STATE MAY KICK TORONTO’S TRASH OUT

ANN ARBOR, Mich. — Legislators in Michigan have introduced a bill to ban Toronto’s garbage from being trucked to its landfill sites.

Whether or not the bill will halt the five-year, multi-billion dollar contract hinges on a technicality: Michigan law forbids the dumping of recyclable bottles, cans and containers into its landfill–and Toronto doesn’t have the ability to pull all those recyclables from its trash.

The bill was introduced into the legislature yesterday and was launched by Democratic senator Ken DeBeaussaert.

The bill will block the trash shipments, DeBeaussaert says.
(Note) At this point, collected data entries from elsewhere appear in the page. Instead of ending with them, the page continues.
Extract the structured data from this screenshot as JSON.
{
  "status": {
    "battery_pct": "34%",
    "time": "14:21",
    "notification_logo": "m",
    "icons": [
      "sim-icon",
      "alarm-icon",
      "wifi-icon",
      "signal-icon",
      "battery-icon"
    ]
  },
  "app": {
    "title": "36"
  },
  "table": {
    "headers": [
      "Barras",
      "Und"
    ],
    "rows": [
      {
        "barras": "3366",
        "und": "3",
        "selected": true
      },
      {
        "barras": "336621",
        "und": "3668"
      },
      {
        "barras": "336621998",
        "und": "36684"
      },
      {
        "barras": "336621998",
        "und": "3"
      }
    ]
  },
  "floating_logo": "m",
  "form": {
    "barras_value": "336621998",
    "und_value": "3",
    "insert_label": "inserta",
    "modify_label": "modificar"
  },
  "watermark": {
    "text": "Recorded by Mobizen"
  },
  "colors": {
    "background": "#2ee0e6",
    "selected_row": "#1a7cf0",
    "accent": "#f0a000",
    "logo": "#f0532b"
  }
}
Republicans hold a 22-14 majority over the Democrats in the state senate. Two districts each have a vacant seat.

Florida-based Republic Services won Toronto’s garbage contract after the deal to send the trash, by train, north to Kirkland Lake’s abandoned Adams Mine broke down last fall.

Matt Neely, a spokesperson for Republic Services, is confident the bill won’t pass because Michigan landfills still take in some non-refundable containers, such as juice bottles, from state municipalities.

“I think a ban isn’t likely. I don’t think it’s practical and I don’t think it will pass,” he says.

Trucking company Wilson Logistics holds the five-year contract to run the three million tonnes per year down Hwy. 401. Toronto will run out of space at its current landfill, near the city, in 2002.